Actually, it’s a vice-versa situation. If Assad leaves now, Syria will certainly submerge into real chaos. I’m far from being a fan of the Russian president. But I agree with him on one nagging question – if Assad goes, who will be at the helm?

We already have the shining example of Libya. Instead of exuding gratitude to the US for its export of democracy after the fall of Muammar Gaddafi, the country transformed itself into a source of tribal warfare and an important bastion for the Islamic State.

Problems like Syria or Libya can’t be solved by surgically removing one person — even if it is a president. In the case of Syria, who, after Assad goes, can the US trust inside the Syrian opposition?

Islamists one and all

Those in the opposition who are labeled “moderates” hardly exist. The lion’s share of the opposition is made up of Islamists who only differ in the specific shading of fundamentalist Islam they adhere to. Moreover, these groups don’t get along with each other.

Yes, there is no doubt that Assad must leave. But this can only happen when the proper conditions and a mechanism for a peaceful transition of power are created in Syria.

It’s time for the Russians to get real, too. Putin, last week, gave public form to his ideas and goals (or at least an essential part of them) on Syria. In a nutshell, he said that Moscow is extremely concerned that jihadist activity in Syria will spill over into the Muslim republics of the former Soviet Union and then Russia itself. In a nation where Muslims make up 11% of the total population, this is indeed a serious problem for Putin.

However, there’s another aspect to Russia’s involvement in Syria: The Kremlin is paranoid about “being squeezed out” of the Mideast should the Assad regime falls. But it’s time for Moscow to realize, once and for all, that this regime is doomed anyway. It must also understand that a peaceful settlement cannot be crafted if Assad remains in Damascus.

To this end, it’s time to guarantee that Assad will leave after a transition period and most important, Russia must begin constructively working within the framework of the Syrian peace process. This would be the best way to preserve Russian interests in Syria and in the Middle East in general.
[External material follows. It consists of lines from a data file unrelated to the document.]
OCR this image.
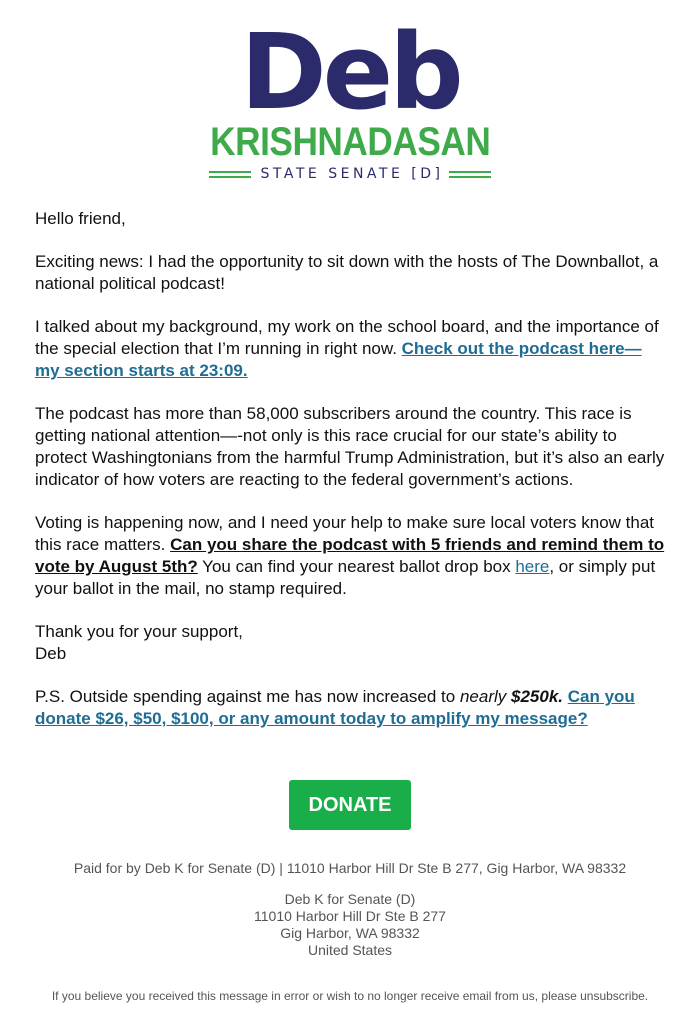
Deb
KRISHNADASAN
STATE SENATE [D]

Hello friend,

Exciting news: I had the opportunity to sit down with the hosts of The Downballot, a national political podcast!

I talked about my background, my work on the school board, and the importance of the special election that I’m running in right now. Check out the podcast here—my section starts at 23:09.

The podcast has more than 58,000 subscribers around the country. This race is getting national attention—-not only is this race crucial for our state’s ability to protect Washingtonians from the harmful Trump Administration, but it’s also an early indicator of how voters are reacting to the federal government’s actions.

Voting is happening now, and I need your help to make sure local voters know that this race matters. Can you share the podcast with 5 friends and remind them to vote by August 5th? You can find your nearest ballot drop box here, or simply put your ballot in the mail, no stamp required.

Thank you for your support,
Deb

P.S. Outside spending against me has now increased to nearly $250k. Can you donate $26, $50, $100, or any amount today to amplify my message?

DONATE
Paid for by Deb K for Senate (D) | 11010 Harbor Hill Dr Ste B 277, Gig Harbor, WA 98332
Deb K for Senate (D)
11010 Harbor Hill Dr Ste B 277
Gig Harbor, WA 98332
United States
If you believe you received this message in error or wish to no longer receive email from us, please unsubscribe.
Finally, it’s also high time for Turkey to have a reality check. Erdogan must realize that the creation of Kurdish autonomy in Syria is inevitable, just as it was in Iraq. He must also grasp that forceful actions by Ankara cannot prevent this. It would also be really useful if the Turkish president would reconsider his far-reaching ambitions to turn Turkey into regional super power — the days of the Ottoman Empire are long gone.

So as the clock ticks, all contending parties in the Syrian crisis must get real and work together to head off what could become the worst military catastrophe since the Second Word War.

Jim Davis is a political analyst and the president of South Shore Consultants Inc.

The opinions expressed in this column are the author’s own and do not necessarily reflect the view of Asia Times.